Vers un autre mo(n)de de consommation

Consommer autrement et produire moins de déchets, pour Claire (26 ans), ingénieur civil des constructions, c’est possible ! Elle nous parle de son engagement et des alternatives qu’elle met en place au
quotidien.

Quel est le moteur de ton engagement ?
J’ai tout d’abord été sensibilisée par un documentaire sur l’obsolescence programmée et ensuite par ma formation scientifique. Lorsqu’on étudie les lois universelles régissant toute transformation, on se rend compte que rien ne se crée, rien ne se perd. Mais aussi et surtout qu’aucune transformation ne se déroule sans pertes, ce qui rend la transformation irréversible sans un apport supplémentaire d’énergie. En conclusion, recycler c’est bien mais cela nécessite beaucoup d’énergie et ne permet de récupérer que partiellement les ressources initiales. Face à la tendance de toujours produire plus et consommer plus, je me suis rendue compte de l’énorme gaspillage que nous engendrons et j’ai découvert le Zero Waste (traduisez zéro déchet ou zéro gaspillage).
Qu’est-ce que cela te demande comme organisation au quotidien ?
Une fois que les alternatives réutilisables et les changements d’habitudes sont pris, cela demande surtout de l’anticipation. Par exemple : nettoyer ses contenants à l’avance pour faire ses courses, prévoir une serviette en tissus et une gourde pour ses sorties, emmener ses bouchons d’oreilles pour aller en festival etc. Toutes ces choses nécessitent un changement d’habitudes, mais deviennent finalement systématiques.
Qu’en retires-tu ?
Cela n’a l’air qu’une goutte d’eau dans l’océan, mais c’est motivant de voir la quantité minime de déchets produits.
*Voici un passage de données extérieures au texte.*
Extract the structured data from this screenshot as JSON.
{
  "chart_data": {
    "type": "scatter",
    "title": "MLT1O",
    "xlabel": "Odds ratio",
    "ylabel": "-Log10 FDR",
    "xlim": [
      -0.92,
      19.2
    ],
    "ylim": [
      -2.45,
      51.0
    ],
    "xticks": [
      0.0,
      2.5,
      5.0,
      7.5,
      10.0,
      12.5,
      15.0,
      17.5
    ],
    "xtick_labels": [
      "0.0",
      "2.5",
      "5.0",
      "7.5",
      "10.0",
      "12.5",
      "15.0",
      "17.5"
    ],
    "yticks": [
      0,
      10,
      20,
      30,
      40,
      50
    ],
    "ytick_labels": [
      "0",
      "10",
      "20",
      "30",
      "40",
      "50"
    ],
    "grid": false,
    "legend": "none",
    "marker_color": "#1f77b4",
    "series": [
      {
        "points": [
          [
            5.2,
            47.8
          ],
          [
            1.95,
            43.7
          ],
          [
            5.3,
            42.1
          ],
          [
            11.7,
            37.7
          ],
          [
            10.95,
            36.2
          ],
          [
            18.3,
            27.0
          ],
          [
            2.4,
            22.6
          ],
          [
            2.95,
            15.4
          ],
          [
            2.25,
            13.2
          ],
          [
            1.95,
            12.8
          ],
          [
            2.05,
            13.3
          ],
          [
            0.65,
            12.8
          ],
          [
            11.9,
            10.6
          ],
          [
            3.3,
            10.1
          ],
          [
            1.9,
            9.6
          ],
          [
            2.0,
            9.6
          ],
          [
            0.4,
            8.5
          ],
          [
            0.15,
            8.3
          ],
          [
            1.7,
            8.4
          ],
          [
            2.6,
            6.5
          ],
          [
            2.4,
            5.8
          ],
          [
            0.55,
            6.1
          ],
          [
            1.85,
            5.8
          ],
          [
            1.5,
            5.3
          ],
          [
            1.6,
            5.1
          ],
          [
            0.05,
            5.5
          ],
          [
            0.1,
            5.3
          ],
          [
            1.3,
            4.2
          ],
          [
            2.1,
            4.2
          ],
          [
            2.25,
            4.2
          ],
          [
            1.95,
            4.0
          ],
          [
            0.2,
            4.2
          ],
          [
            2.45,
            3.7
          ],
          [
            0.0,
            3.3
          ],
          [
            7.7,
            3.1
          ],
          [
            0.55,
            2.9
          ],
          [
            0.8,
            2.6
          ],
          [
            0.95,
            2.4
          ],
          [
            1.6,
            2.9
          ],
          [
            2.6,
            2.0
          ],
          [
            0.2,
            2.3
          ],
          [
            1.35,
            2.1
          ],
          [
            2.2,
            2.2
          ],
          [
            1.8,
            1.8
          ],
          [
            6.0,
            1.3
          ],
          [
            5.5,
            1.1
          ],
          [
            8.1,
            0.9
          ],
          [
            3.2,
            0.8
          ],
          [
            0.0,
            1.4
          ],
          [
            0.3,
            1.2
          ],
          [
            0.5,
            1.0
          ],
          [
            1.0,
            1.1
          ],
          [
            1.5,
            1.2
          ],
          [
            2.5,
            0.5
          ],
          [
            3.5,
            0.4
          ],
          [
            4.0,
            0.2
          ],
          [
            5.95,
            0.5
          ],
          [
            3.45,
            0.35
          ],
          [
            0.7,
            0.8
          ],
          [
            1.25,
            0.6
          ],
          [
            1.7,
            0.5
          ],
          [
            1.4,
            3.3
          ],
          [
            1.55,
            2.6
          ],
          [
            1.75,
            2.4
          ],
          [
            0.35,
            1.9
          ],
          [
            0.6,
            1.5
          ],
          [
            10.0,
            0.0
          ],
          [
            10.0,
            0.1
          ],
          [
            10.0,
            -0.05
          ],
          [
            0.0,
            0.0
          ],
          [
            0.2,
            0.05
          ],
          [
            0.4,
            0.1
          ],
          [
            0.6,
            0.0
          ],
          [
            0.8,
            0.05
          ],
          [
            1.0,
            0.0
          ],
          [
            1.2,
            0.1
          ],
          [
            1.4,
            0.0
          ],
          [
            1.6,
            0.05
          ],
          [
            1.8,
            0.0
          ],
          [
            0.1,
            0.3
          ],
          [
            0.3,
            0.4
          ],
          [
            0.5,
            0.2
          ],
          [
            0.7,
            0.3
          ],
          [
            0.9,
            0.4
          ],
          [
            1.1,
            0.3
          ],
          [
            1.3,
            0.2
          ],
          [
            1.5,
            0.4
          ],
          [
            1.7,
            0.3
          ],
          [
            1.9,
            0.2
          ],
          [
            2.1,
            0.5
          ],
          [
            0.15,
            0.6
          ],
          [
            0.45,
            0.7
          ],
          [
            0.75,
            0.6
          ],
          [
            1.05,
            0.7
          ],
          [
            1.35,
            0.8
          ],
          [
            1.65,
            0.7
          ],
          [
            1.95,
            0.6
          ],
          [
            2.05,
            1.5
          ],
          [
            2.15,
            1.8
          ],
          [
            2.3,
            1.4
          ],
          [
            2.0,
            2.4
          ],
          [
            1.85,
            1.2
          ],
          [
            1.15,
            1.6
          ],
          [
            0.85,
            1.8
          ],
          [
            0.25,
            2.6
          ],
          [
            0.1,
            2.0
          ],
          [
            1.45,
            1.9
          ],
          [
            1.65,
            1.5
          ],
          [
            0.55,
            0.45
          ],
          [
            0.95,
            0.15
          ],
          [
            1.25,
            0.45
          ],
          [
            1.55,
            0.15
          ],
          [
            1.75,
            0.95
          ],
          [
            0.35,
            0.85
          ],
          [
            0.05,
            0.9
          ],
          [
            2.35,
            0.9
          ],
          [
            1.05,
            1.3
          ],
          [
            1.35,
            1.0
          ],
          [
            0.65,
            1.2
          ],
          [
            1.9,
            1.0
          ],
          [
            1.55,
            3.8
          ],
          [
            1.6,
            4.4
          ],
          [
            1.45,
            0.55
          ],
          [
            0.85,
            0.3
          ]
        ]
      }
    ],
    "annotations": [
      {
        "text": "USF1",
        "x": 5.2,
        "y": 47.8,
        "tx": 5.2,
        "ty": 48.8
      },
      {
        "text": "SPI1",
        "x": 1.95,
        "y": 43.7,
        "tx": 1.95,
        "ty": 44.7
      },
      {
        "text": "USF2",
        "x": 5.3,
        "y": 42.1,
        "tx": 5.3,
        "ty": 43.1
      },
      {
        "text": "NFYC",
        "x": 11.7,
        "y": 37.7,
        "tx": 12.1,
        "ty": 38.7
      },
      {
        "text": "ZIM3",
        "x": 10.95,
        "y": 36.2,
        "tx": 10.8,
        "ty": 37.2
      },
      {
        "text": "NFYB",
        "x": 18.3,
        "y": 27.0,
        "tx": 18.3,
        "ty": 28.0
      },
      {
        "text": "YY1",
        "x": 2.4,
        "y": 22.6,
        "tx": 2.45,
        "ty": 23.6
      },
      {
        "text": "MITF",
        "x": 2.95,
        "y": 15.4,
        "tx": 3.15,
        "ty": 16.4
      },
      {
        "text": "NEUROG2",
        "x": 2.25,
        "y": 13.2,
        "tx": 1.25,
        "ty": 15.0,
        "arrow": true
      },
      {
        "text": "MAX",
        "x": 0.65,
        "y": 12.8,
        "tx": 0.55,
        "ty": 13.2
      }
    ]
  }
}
Béa Johnson, qui a popularisé le mouvement, n’en produit qu’1 kg par an avec sa famille. C’est beaucoup plus concret et visible que, par exemple, le nombre de kilos de CO2 produits. Tendre vers le zéro gaspillage m’a amenée à consommer plus local, à aller à la rencontre de commerçants et d’artisans, à manger plus de produits bio et moins de viande, à fabriquer des produits moi-même et à passer au No-poo (comprenez laver ses cheveux sans shampoing). J’ai également eu le plaisir et l’étonnement de voir mes amis conscientisés. Deux d’entre eux se sont même complètement lancés dans la démarche. C’est fabuleux de voir ce mode de consommation en plein essor et finalement de soutenir une économie plus locale et plus humaine.